The EDE may grant marketing authorisation to the first generic product that applies (a "pioneer generic"), which receives a distinct regulatory status. This creates a first-mover advantage for generic manufacturers that are ready to file when the innovator's protection period ends.

Data exclusivity provisions require that the EDE not rely on the innovator's clinical data to approve a generic application during the exclusivity period, unless the generic applicant provides its own independent data or the innovator consents. The specific exclusivity periods and conditions will be further defined in the executive regulations.

Penalties for non-compliance

The new law imposes substantially harsher penalties than the 2019 legislation. Fines may reach up to AED 1 million (approximately USD 270,000), and imprisonment terms have been increased for serious violations. The EDE has enforcement powers to conduct inspections without prior notice, seize non-compliant products, temporarily suspend or permanently cancel licences, and shut down establishments that violate the law.

Specific violations that attract penalties include circulating unregistered products, manufacturing without a valid GMP certificate, falsifying or plagiarising research used in marketing or product approvals, advertising without EDE approval, and failure to maintain required pharmacovigilance systems. Advertising of controlled substances to the public is prohibited outright.

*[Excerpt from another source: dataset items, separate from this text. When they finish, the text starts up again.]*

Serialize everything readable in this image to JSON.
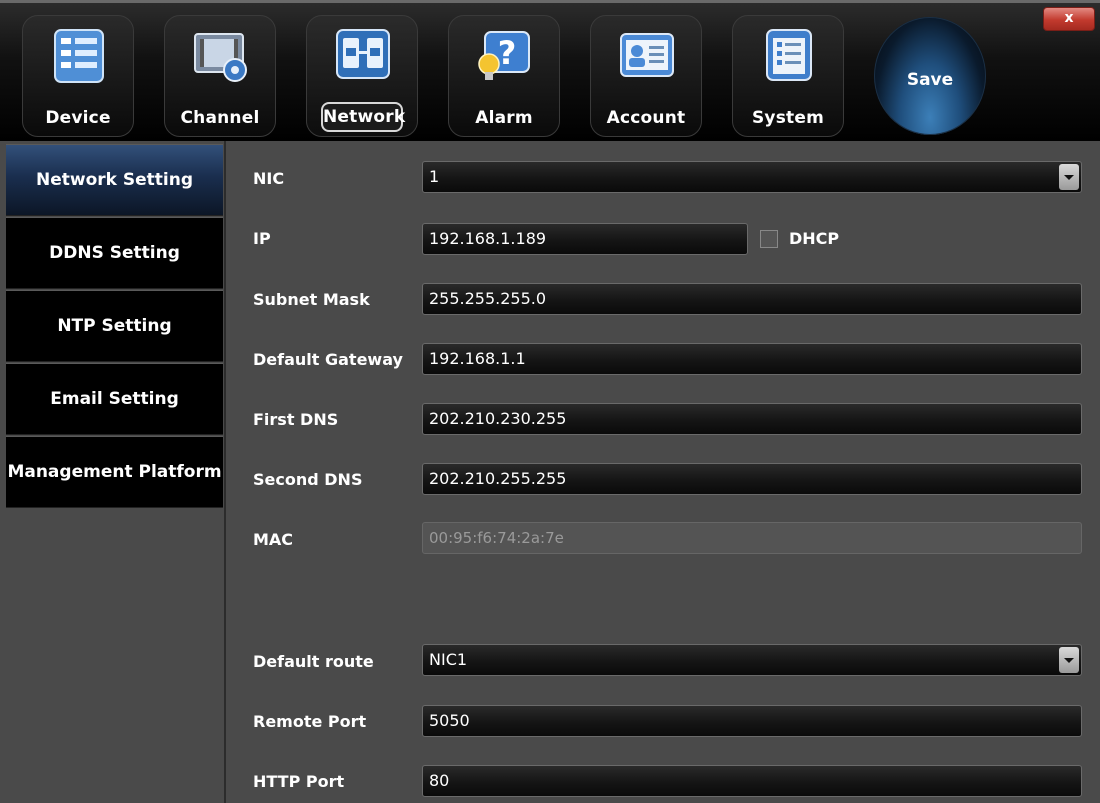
{
  "toolbar": {
    "tabs": [
      {
        "label": "Device",
        "icon": "device-icon"
      },
      {
        "label": "Channel",
        "icon": "channel-icon"
      },
      {
        "label": "Network",
        "icon": "network-icon"
      },
      {
        "label": "Alarm",
        "icon": "alarm-icon"
      },
      {
        "label": "Account",
        "icon": "account-icon"
      },
      {
        "label": "System",
        "icon": "system-icon"
      }
    ],
    "active_tab": "Network",
    "save_label": "Save",
    "close_label": "x"
  },
  "sidebar": {
    "items": [
      {
        "label": "Network Setting"
      },
      {
        "label": "DDNS Setting"
      },
      {
        "label": "NTP Setting"
      },
      {
        "label": "Email Setting"
      },
      {
        "label": "Management Platform"
      }
    ],
    "active_item": "Network Setting"
  },
  "form": {
    "nic": {
      "label": "NIC",
      "value": "1"
    },
    "ip": {
      "label": "IP",
      "value": "192.168.1.189"
    },
    "dhcp": {
      "label": "DHCP",
      "checked": false
    },
    "subnet": {
      "label": "Subnet Mask",
      "value": "255.255.255.0"
    },
    "gateway": {
      "label": "Default Gateway",
      "value": "192.168.1.1"
    },
    "first_dns": {
      "label": "First DNS",
      "value": "202.210.230.255"
    },
    "second_dns": {
      "label": "Second DNS",
      "value": "202.210.255.255"
    },
    "mac": {
      "label": "MAC",
      "value": "00:95:f6:74:2a:7e"
    },
    "default_route": {
      "label": "Default route",
      "value": "NIC1"
    },
    "remote_port": {
      "label": "Remote Port",
      "value": "5050"
    },
    "http_port": {
      "label": "HTTP Port",
      "value": "80"
    }
  },
  "colors": {
    "accent_blue": "#1f4e7c",
    "close_red": "#c23a2e",
    "panel_bg": "#4a4a4a"
  }
}
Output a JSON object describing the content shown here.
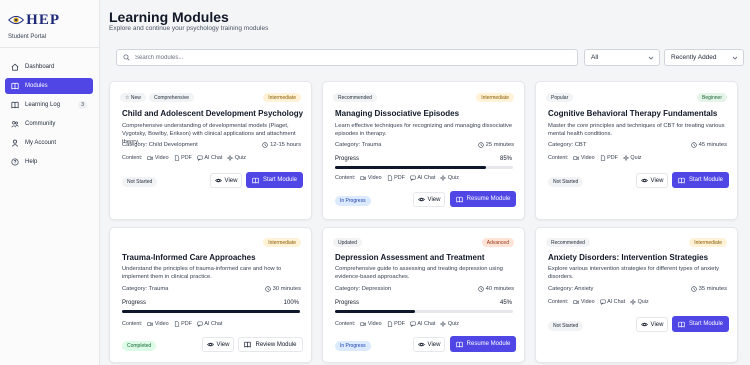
{
  "sidebar": {
    "logo_text": "HEP",
    "portal_label": "Student Portal",
    "items": [
      {
        "label": "Dashboard",
        "icon": "home-icon"
      },
      {
        "label": "Modules",
        "icon": "book-icon",
        "active": true
      },
      {
        "label": "Learning Log",
        "icon": "book-icon",
        "count": "3"
      },
      {
        "label": "Community",
        "icon": "users-icon"
      },
      {
        "label": "My Account",
        "icon": "user-icon"
      },
      {
        "label": "Help",
        "icon": "help-icon"
      }
    ]
  },
  "header": {
    "title": "Learning Modules",
    "subtitle": "Explore and continue your psychology training modules"
  },
  "filters": {
    "search_placeholder": "Search modules...",
    "level_select": "All",
    "sort_select": "Recently Added"
  },
  "colors": {
    "accent": "#4f46e5",
    "progress": "#0f172a"
  },
  "cards": [
    {
      "tags": [
        "New",
        "Comprehensive"
      ],
      "level": "Intermediate",
      "title": "Child and Adolescent Development Psychology",
      "desc": "Comprehensive understanding of developmental models (Piaget, Vygotsky, Bowlby, Erikson) with clinical applications and attachment theory.",
      "category": "Category: Child Development",
      "duration": "12-15 hours",
      "content_label": "Content:",
      "content": [
        "Video",
        "PDF",
        "AI Chat",
        "Quiz"
      ],
      "status": "Not Started",
      "view": "View",
      "action": "Start Module"
    },
    {
      "tags": [
        "Recommended"
      ],
      "level": "Intermediate",
      "title": "Managing Dissociative Episodes",
      "desc": "Learn effective techniques for recognizing and managing dissociative episodes in therapy.",
      "category": "Category: Trauma",
      "duration": "25 minutes",
      "progress_label": "Progress",
      "progress_value": "85%",
      "progress": 0.85,
      "content_label": "Content:",
      "content": [
        "Video",
        "PDF",
        "AI Chat",
        "Quiz"
      ],
      "status": "In Progress",
      "view": "View",
      "action": "Resume Module"
    },
    {
      "tags": [
        "Popular"
      ],
      "level": "Beginner",
      "title": "Cognitive Behavioral Therapy Fundamentals",
      "desc": "Master the core principles and techniques of CBT for treating various mental health conditions.",
      "category": "Category: CBT",
      "duration": "45 minutes",
      "content_label": "Content:",
      "content": [
        "Video",
        "PDF",
        "Quiz"
      ],
      "status": "Not Started",
      "view": "View",
      "action": "Start Module"
    },
    {
      "tags": [],
      "level": "Intermediate",
      "title": "Trauma-Informed Care Approaches",
      "desc": "Understand the principles of trauma-informed care and how to implement them in clinical practice.",
      "category": "Category: Trauma",
      "duration": "30 minutes",
      "progress_label": "Progress",
      "progress_value": "100%",
      "progress": 1.0,
      "content_label": "Content:",
      "content": [
        "Video",
        "PDF",
        "AI Chat"
      ],
      "status": "Completed",
      "view": "View",
      "action": "Review Module"
    },
    {
      "tags": [
        "Updated"
      ],
      "level": "Advanced",
      "title": "Depression Assessment and Treatment",
      "desc": "Comprehensive guide to assessing and treating depression using evidence-based approaches.",
      "category": "Category: Depression",
      "duration": "40 minutes",
      "progress_label": "Progress",
      "progress_value": "45%",
      "progress": 0.45,
      "content_label": "Content:",
      "content": [
        "Video",
        "PDF",
        "AI Chat",
        "Quiz"
      ],
      "status": "In Progress",
      "view": "View",
      "action": "Resume Module"
    },
    {
      "tags": [
        "Recommended"
      ],
      "level": "Intermediate",
      "title": "Anxiety Disorders: Intervention Strategies",
      "desc": "Explore various intervention strategies for different types of anxiety disorders.",
      "category": "Category: Anxiety",
      "duration": "35 minutes",
      "content_label": "Content:",
      "content": [
        "Video",
        "AI Chat",
        "Quiz"
      ],
      "status": "Not Started",
      "view": "View",
      "action": "Start Module"
    }
  ]
}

What companies should do next

For pharmaceutical companies currently operating in the UAE, the immediate priorities are confirming that all applications, renewals, and communications are now directed to the EDE portal (www.ede.gov.ae) rather than MOHAP for transferred services, reviewing existing marketing authorisations to ensure they comply with the new law's requirements within the one-year grace period (expiring 2 January 2026), and appointing or confirming a UAE-resident pharmacovigilance officer with EDE approval.

For international manufacturers entering the UAE market for the first time, the critical preliminary step is appointing a licensed UAE-based authorised agent (a medical warehouse or marketing office) that will submit the registration application and manage all post-market regulatory obligations. The Certificate of Pharmaceutical Product from the country of origin must be attested by the UAE Embassy before submission.

For companies involved in healthcare M&A, the transfer of a marketing authorisation to a new owner requires EDE approval under Article 22 of the new law. Due diligence should verify that the target's marketing authorisations, facility licences, and pharmacovigilance arrangements are current and compliant with the new framework. Our article on certificates of free sale for UAE medical device registration covers the parallel requirements for medical devices, which are also now regulated by the EDE under the same law.

Legal advice may be required to assess how the transition from MOHAP to the EDE affects existing distribution agreements, facility licences, and marketing authorisation ownership arrangements, particularly where contracts reference the former regulatory authority by name.